May 23, 2022
The COVID-19 pandemic has sent the behavioral health needs of underserved school children soaring. With the onset of the pandemic, children faced school shutdowns, sudden shifts to remote learning, educational loss, social isolation, fear, and trauma related to the loss of a parent or primary caregiver. The resulting spike in anxiety, depression, and suicidal ideation has created behavioral health needs that far exceed the current capacity of schools and health care providers.
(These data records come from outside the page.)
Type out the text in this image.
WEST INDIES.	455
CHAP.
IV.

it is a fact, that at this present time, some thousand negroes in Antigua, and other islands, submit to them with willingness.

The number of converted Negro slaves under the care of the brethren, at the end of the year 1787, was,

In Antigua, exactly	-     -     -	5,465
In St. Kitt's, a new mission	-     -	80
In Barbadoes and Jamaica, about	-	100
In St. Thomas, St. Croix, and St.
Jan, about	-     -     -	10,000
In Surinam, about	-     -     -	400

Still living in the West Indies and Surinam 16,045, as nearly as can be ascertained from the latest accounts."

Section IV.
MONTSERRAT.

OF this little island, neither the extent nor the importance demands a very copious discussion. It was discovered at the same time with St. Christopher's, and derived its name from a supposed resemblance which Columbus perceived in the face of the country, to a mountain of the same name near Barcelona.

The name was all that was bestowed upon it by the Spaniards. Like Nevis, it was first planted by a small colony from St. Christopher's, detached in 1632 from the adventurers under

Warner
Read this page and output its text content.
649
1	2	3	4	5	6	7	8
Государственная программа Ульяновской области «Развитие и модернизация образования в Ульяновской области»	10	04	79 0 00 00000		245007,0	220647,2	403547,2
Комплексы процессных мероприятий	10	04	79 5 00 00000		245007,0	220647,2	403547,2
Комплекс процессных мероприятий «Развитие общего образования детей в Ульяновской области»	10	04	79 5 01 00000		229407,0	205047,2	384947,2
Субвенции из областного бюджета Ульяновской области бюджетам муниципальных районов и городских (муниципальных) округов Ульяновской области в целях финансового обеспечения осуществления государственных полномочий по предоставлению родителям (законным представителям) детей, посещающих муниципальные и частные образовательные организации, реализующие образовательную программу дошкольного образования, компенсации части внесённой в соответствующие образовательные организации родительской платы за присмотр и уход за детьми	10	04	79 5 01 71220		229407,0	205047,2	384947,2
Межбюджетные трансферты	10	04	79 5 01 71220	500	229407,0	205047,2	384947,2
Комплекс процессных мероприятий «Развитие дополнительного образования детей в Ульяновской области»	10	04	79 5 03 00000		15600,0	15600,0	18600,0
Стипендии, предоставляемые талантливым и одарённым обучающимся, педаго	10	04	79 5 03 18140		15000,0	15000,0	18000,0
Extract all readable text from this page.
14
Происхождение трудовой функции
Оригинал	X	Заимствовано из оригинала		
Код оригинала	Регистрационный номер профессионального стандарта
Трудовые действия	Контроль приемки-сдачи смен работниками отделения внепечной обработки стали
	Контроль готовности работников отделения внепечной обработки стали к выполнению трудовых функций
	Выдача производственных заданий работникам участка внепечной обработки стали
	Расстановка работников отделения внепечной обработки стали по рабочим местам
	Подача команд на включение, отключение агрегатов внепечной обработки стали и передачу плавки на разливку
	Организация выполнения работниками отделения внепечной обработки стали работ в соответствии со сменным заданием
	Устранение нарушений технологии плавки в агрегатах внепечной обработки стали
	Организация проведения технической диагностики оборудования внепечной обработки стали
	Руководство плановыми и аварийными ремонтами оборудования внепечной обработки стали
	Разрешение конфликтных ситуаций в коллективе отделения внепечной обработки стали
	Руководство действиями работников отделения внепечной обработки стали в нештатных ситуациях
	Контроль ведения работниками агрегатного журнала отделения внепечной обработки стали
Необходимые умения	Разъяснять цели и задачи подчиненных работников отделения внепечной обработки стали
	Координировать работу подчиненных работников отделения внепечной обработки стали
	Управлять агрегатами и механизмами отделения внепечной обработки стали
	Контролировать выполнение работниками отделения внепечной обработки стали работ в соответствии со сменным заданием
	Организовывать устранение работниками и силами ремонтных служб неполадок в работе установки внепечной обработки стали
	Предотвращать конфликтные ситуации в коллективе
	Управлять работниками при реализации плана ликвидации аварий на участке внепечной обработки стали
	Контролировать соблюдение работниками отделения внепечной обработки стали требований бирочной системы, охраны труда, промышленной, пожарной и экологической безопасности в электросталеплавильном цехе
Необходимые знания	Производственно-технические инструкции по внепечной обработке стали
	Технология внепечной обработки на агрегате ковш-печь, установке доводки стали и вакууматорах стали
School-based health centers, located in public schools in underserved neighborhoods, are ideally situated to address this gap—offering a broad array of medical, dental, behavioral, and preventive health services.
- Julie Blitzer, Ph.D., Outreach and Prevention Psychologist, New York-Presbyterian School-based Health Center Program.
- Scott Bloom, LCSW, former Director of School Mental Health Services for the New York City Department of Education, firstname.lastname@example.org.
- Ronda Kotelchuck, Chairman of the Board, New York School-Based Health Foundation.
- Lisa Perry, Manager of the New York School-Based Health Foundation’s Behavioral Health Program, email@example.com.
Panelists discussed different approaches for addressing behavioral health in schools, as well as successes and challenges that school-based health centers are experiencing as they strive to meet this new wave of need among New York’s underserved children and their families.